Newton doesn't even get into a throwing stance half of the time when he intends to throw.
He's one of the best athletes in the NFL, yet he stands with his legs straight and feet practically touching, allowing himself no lateral mobility should he need to step away from pressure or change his direction.
His first interception of the game should have been an easy completion to Brandon LaFell, but Newton had been looking left, and he never made any attempt to move his feet to point toward his receiver. The result was that his throw was behind LaFell, who tried to make the tough, one-handed catch. From there, Jayron Hosley had an easy interception.
This happened all night long, and it clearly indicates that Newton isn't paying attention to the little things that will make him into an elite quarterback.

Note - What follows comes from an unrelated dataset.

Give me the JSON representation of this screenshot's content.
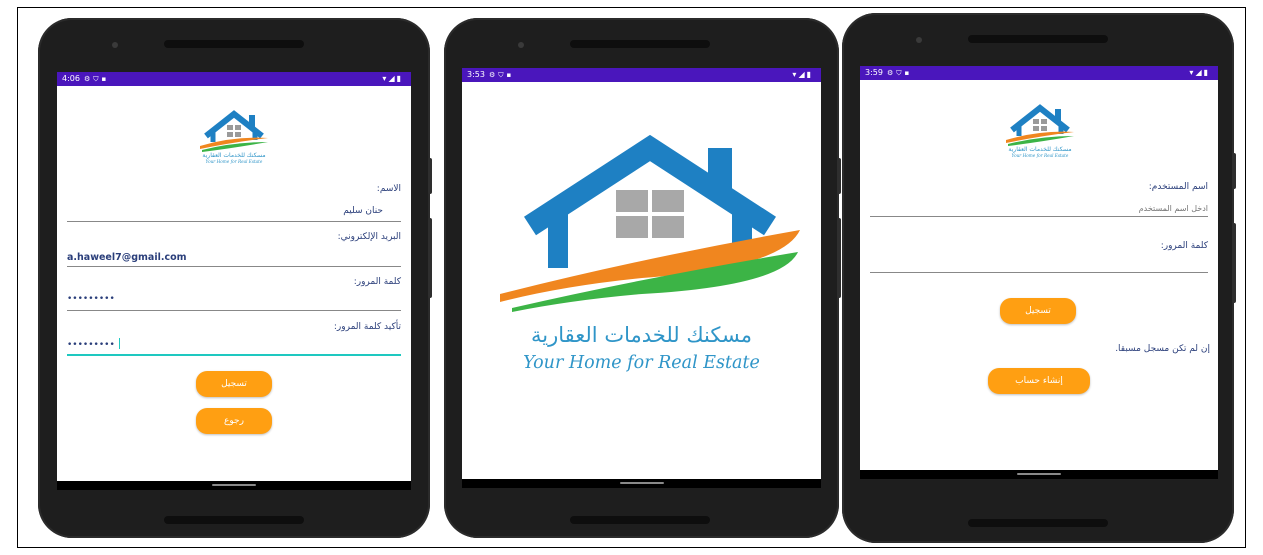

One play in particular that stands out in my mind like a burning ember happened in the fourth quarter. Newton tried to hit Steve Smith deep down the left sideline, and he needed to get some air under the ball. He leaned back like he was trying to do the limbo before the pass, and he threw the pass off his back foot.
It was like watching an instructional video on how not to play the quarterback position. Right now, he's simply relying on his natural abilities—a strategy that has never worked for a single quarterback in the history of the NFL.
Every great quarterback shares one thing in common: They work hard at the little things like footwork, which is what sets them apart from all the others.
The NFL is full of elite athletes, and while Newton is certainly an athletic freak of the first order, defensive freaks like Jason Pierre-Paul are just as good. Newton isn't going to be able to find consistent success without investing heavily in technique and mechanics.
He has all the talent in the world, but in the end, if he doesn't start paying attention to the little things, this sophomore slump could last a while.